SUKABUMIUPDATE.com - Tim ilmuwan aeronautika di Massachusetts Institute of Technology (MIT), Cambridge, Amerika, telah merancang, dan berhasil menerbangkan jenis pesawat baru yang tidak memiliki bagian penggerak seperti propelan atau turbin jet, serta tidak memerlukan bahan bakar fosil, dan tidak memiliki suara keras.
"Pesawat yang ditenagai oleh elektro-aerodinamika, sebuah proses di mana kekuatan listrik mempercepat ion dalam cairan, dan menciptakan sebuah fenomena yang disebut angin ionik yang menghasilkan gaya dorong dalam arah yang berlawanan dengan aliran ion," tertulis dalam jurnal yang diterbitkan Journal Nature, Rabu, 22 November 2018.

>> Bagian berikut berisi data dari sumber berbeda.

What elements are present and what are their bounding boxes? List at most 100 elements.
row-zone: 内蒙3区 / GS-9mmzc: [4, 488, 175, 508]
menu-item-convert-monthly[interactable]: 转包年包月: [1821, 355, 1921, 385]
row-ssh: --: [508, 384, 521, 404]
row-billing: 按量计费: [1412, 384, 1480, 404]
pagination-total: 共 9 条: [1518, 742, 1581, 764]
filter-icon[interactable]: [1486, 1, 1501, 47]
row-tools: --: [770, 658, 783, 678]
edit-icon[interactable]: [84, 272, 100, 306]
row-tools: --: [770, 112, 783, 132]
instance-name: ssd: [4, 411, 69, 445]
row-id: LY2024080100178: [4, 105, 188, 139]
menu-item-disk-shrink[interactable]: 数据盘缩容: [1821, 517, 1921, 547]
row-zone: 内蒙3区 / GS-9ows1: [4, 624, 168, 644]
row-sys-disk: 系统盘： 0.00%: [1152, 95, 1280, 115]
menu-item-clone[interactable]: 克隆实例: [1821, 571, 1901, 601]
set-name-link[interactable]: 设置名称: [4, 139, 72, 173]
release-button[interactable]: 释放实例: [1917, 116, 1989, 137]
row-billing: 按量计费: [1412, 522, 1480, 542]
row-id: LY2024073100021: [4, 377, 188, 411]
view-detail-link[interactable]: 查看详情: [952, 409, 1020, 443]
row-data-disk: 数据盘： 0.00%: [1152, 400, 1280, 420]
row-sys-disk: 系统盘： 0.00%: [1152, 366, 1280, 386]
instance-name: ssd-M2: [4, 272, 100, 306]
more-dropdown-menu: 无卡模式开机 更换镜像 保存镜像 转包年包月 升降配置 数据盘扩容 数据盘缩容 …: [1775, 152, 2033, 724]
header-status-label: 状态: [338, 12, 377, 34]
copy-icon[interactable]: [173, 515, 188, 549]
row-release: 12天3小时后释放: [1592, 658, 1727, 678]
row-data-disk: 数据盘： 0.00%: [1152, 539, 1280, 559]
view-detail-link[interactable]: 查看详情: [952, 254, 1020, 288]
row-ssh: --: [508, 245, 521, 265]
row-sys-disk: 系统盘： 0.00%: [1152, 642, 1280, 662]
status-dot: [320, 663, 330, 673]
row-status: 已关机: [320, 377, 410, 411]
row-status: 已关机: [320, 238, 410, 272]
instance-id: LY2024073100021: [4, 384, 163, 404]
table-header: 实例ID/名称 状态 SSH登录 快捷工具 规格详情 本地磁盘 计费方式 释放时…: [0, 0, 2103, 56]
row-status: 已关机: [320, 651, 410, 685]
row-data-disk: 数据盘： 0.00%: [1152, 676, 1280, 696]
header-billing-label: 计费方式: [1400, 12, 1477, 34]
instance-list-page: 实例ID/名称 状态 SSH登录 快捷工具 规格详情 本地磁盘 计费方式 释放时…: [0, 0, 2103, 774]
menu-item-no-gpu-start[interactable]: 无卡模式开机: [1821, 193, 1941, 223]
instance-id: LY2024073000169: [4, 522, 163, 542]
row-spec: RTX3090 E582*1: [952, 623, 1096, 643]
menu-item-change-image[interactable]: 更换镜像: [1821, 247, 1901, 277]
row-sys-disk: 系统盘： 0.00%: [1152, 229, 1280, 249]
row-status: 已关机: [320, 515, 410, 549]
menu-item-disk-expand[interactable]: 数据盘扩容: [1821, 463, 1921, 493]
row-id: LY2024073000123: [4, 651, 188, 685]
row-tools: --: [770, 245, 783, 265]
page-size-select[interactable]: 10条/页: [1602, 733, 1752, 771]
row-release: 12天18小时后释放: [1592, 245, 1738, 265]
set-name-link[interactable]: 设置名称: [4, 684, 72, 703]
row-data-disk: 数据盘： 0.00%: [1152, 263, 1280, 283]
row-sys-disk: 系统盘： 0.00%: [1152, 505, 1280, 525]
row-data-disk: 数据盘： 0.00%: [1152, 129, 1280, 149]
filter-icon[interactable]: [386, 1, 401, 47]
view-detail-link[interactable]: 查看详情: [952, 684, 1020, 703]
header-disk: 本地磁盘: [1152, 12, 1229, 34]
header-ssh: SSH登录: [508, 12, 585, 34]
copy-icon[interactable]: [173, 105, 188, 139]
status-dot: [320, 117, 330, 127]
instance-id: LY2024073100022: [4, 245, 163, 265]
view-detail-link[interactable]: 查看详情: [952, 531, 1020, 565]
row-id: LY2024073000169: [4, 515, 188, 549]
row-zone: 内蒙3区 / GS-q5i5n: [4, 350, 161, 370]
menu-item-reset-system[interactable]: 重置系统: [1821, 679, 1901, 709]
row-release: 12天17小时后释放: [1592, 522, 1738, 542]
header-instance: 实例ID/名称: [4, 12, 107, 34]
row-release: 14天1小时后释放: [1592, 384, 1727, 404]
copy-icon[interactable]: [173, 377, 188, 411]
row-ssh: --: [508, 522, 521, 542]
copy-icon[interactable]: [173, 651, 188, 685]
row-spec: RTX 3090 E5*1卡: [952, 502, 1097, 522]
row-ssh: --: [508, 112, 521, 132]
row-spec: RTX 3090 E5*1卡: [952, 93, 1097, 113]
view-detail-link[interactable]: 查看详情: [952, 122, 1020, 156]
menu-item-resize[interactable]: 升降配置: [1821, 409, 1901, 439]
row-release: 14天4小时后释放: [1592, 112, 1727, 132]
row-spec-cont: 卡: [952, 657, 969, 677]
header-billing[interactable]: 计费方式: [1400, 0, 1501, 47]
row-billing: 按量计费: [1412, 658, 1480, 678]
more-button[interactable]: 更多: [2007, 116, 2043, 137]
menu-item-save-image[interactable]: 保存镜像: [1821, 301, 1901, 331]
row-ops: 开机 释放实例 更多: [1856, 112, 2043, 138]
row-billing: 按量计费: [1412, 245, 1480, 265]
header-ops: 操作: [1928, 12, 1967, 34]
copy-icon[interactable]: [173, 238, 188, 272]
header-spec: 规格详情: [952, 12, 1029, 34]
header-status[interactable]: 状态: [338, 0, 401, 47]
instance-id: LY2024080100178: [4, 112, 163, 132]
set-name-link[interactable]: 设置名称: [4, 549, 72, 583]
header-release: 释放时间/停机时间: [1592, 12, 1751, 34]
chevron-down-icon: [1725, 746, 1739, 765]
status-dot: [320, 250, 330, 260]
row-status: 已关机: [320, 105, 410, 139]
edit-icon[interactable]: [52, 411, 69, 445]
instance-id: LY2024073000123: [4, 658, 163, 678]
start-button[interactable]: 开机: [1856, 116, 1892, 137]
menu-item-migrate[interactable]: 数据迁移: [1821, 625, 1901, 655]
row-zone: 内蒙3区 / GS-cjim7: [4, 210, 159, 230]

Jurnal berjudul 'Flight of an aeroplane with solid-state propulsion' itu menyatakan bahwa ini merupakan kemajuan potensial dalam teknologi penerbangan-udara. Ketika arus melewati dua elektroda, yang lebih tipis dari yang ada, itu menciptakan angin di udara. Jika tegangan yang cukup diterapkan, angin yang dihasilkan dapat menghasilkan gaya dorong tanpa bantuan motor atau bahan bakar.
"Teknologi semacam itu sebenarnya sudah ada selama beberapa waktu, dapat membantu untuk mendukung pesawat luar angkasa di luar atmosfer Bumi," kata seorang insinyur aerospace kepada Scientific American, seperti dilansir laman fortune.com.
Namun, menurut laporan Popular Science, peneliti MIT merancang drone yang beratnya sekitar 5 pon (setara 2,3 kilogram), dengan lebar sayap sekitar 16 kaki (setara 4,8 meter). Dalam sepuluh penerbangan uji, pesawat bertenaga elektro-aerodinamis itu terbang sejauh 230 kaki sekitar 11 mil per jam. "Kemudian menabrak dinding," kata seorang peneliti dalam laporan tersebut.
Namun pencapaian tersebut disambut sebagai awal yang menjanjikan untuk penerbangan udara masa depan. Elektro-aerodinamika mungkin tidak akan mengganti baling-baling dan turbin jet dalam waktu dekat, tapi bisa membuka pintu ke alternatif baru dalam perjalanan udara.
"Anda bisa membayangkan semua jenis pesawat memiliki sistem propulsi diam tanpa tanda inframerah, ini sangat bermanfaat bagi militer atau keamanan," kata profesor MIT Steven Barrett, seorang rekan penulis pada studi Nature.